Entre un coup de seringue dans le cul de la part du Mister Herbert West et ceux de rasoir d’un éventreur en vacances à New York, l’éditeur bien de chez nous (ou bien de chez vous, je reste un petit Belge malgré tout) The Ecstasy of Films se fait rat de bibliothèque en s’apprêtant à éditer Le Giallo, un genre qui en savait trop de Jérôme Pottier (le fanzine Fantasticorama). Amateurs de belles femmes tourmentées, de maniaques tapis dans l’ombre, de mémoires défaillantes et de cadavres retrouvés dans des maisonnées abandonnées, vous pouvez donc commencer à faire un peu de place sur vos étagères. L’éditeur étant encore le mieux placé pour causer du projet actuellement, on va jouer les feignasses et se contenter de copier/coller le communiqué publié sur leur page Facebook (à liker, si ce n’est déjà fait) :

Depuis la création de The Ecstasy of Films, sa ligne éditoriale s’inscrit dans l’optique d’être « passeur de mémoire » du patrimoine cinématographique international, avec l’édition vidéo d’œuvres cultes et majeures du cinéma de genre. Les films sont proposés dans des conditions optimales, accompagnés de suppléments riches et variés, à l’attention des néophytes comme des érudits. La mission qu’endosse The Ecstasy of Films pour la préservation de ce cinéma est très importante. Elle est toujours faite avec passion et le désir de partager.

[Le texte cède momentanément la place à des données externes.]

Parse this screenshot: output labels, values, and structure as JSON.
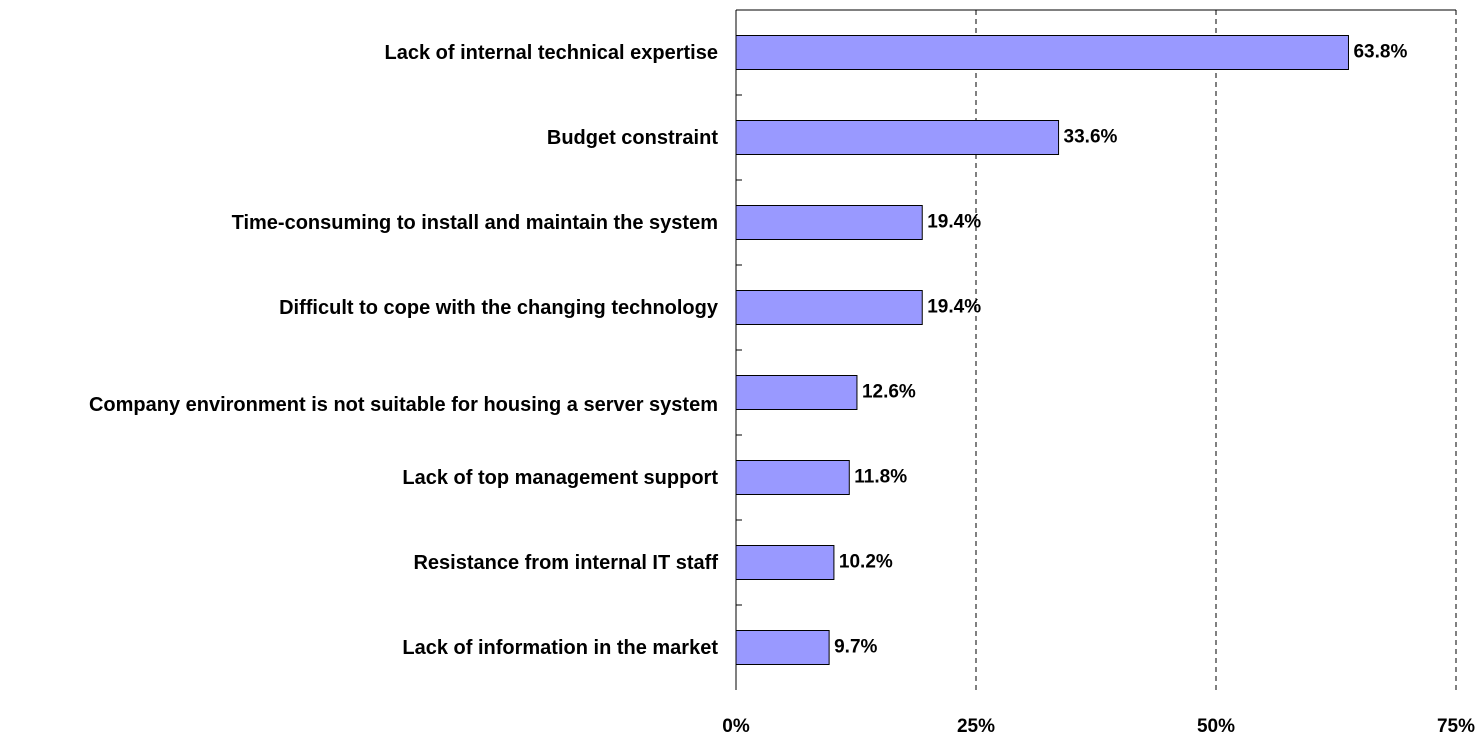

Cela fait bien longtemps que nous nous posons la question importante de compléter cette activité de préservation du patrimoine cinématographique par l’édition de beaux livres. Nous avons tranché (c’est le cas de le dire !) et la réponse est oui !!! Mille fois oui car nous allons, à travers notre premier ouvrage, rendre justice à un genre que nous vénérons et avons rendu hommage dès notre première édition DVD, avec La lame infernale de Massimo Dallamano : Le giallo.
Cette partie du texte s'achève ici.